Investigating VDAC Gating via Magic Angle Spinning NMR and Electrophysiological Measurements Under Extreme pH Conditions: Implications for the Voltage-Gating Mechanism

The voltage-dependent anion-selective channel (VDAC) is an integral membrane protein that controls transportation of metabolites across the outer mitochondrial membrane. The mechanism by which VDAC controls ion flow is important to understanding cellular metabolic processes.

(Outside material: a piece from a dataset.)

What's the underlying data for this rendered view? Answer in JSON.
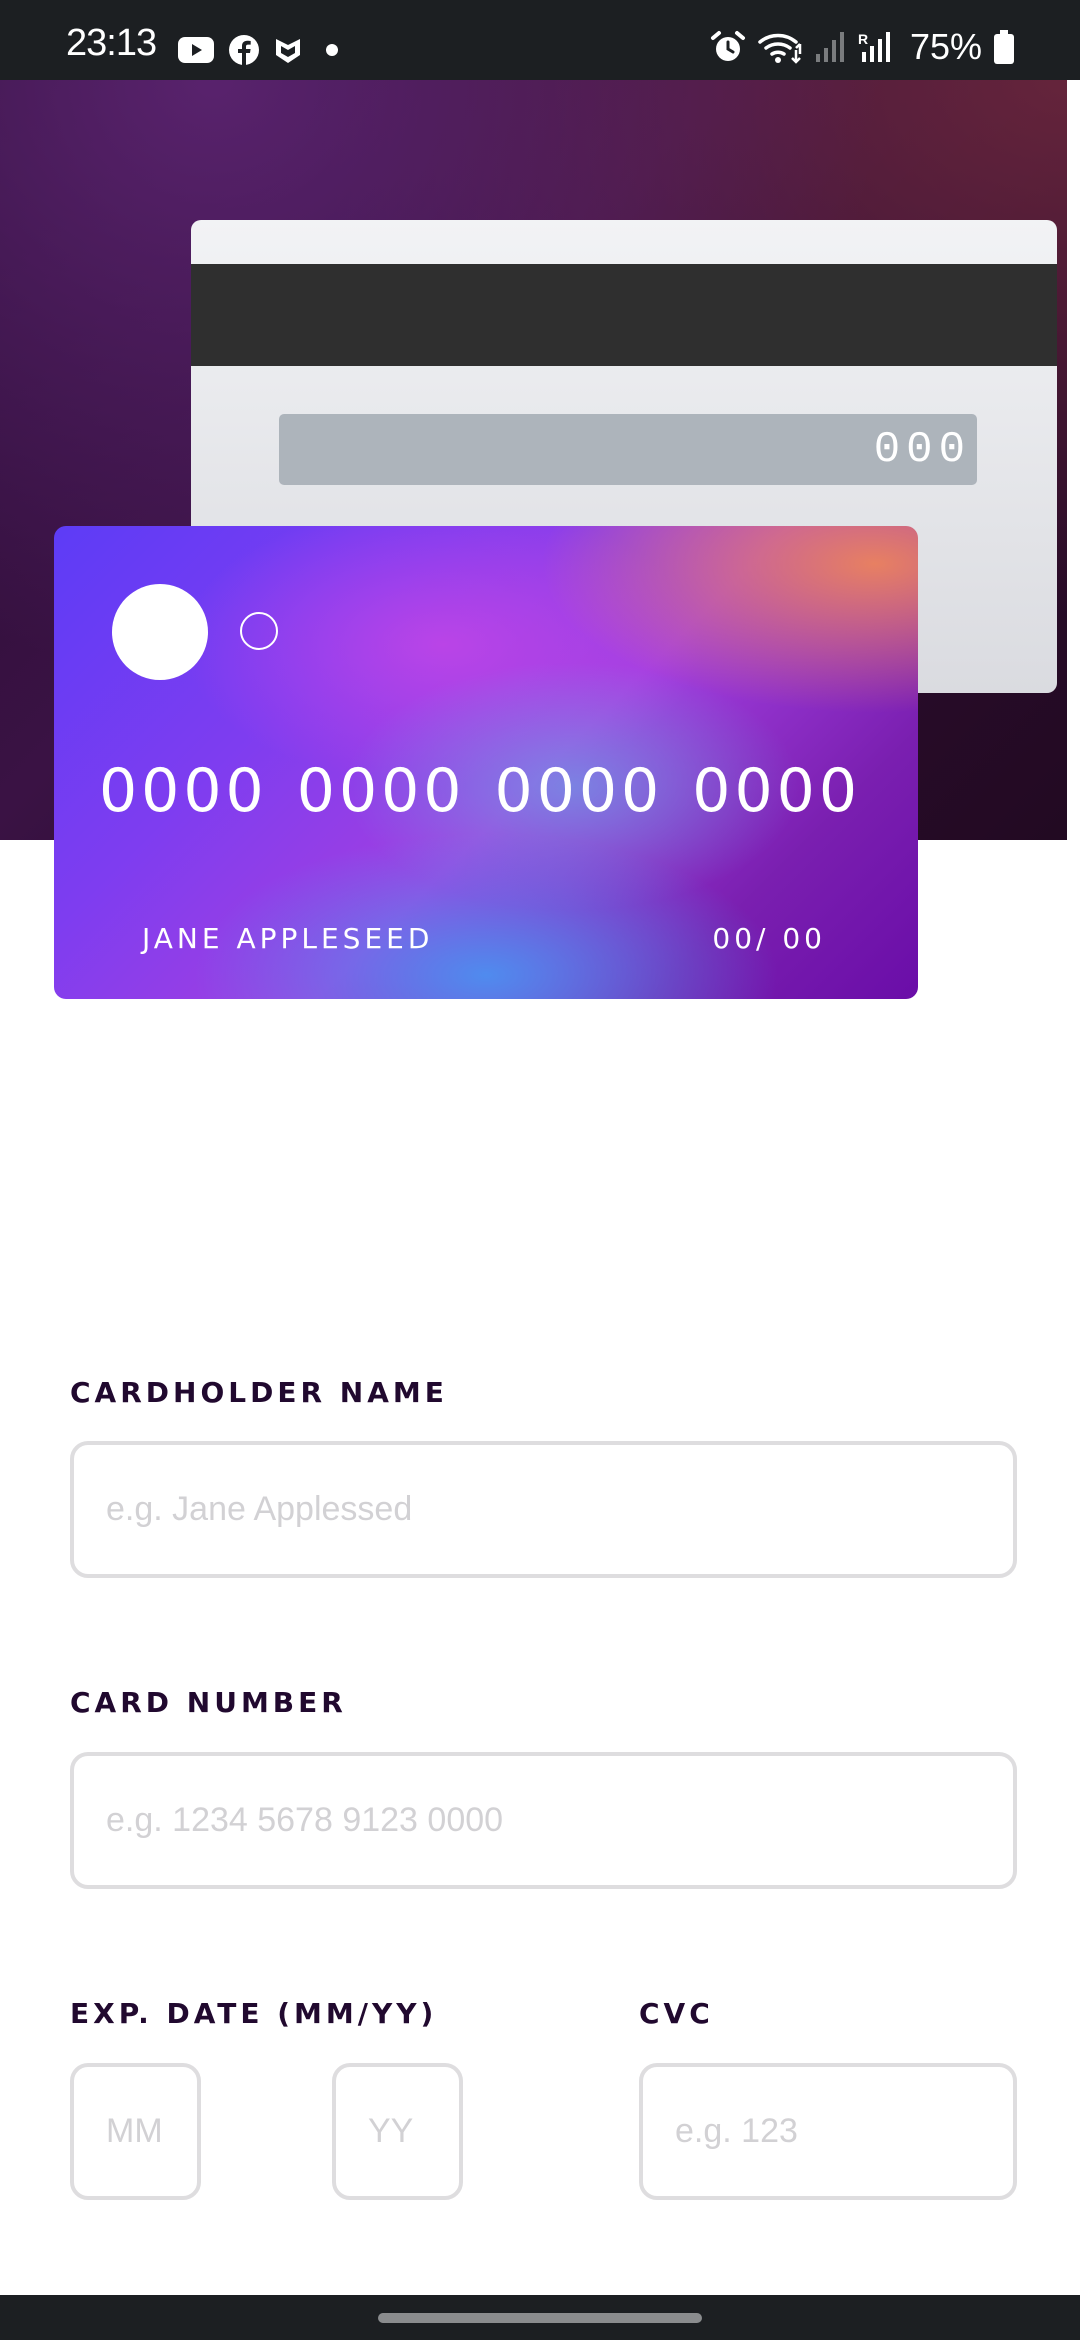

It remains an unresolved problem despite publication of the structure of VDAC's open conformation. According to the first gating model proposed by Marco Colombini's group, gating occurs concurrently with large structural rearrangements, and there exist multiple conformations of closed states. These closed states have not been examined by diffraction or NMR, and thus obtaining structural information on VDAC under conditions that promote closure are valuable to unraveling the gating mechanism.Accordingly we have used magic angle spinning NMR (MAS NMR) and electrophysiological measurements to study recombinant human VDAC1 in lipid bilayers under extreme pH conditions that have been shown to perturb VDAC gating and structure. Detergent-solubilzed membrane proteins are often not amenable to solution NMR studies at extreme pH conditions; thus MAS NMR is uniquely positioned to study the structure and dynamics of closed conformations of VDAC in lipid bilayers. At pH 4 and lower we observe changes in chemical shifts and peak intensities for some, but not all, residues in VDAC's N-terminus, and for residues not in the voltage-sensing domain. Changes in chemical shifts for some residues in the N-terminus are reversed when the pH is raised from low to neutral values. Electrophysiological experiments with VDAC reconstituted into a planar lipid membrane confirmed that VDAC functions properly at pH values as low as 3.0. Furthermore, low pH enhances voltage-gating, and this pH effect is fully reversible. We discuss the implications of our observations and evaluate possible gating mechanisms.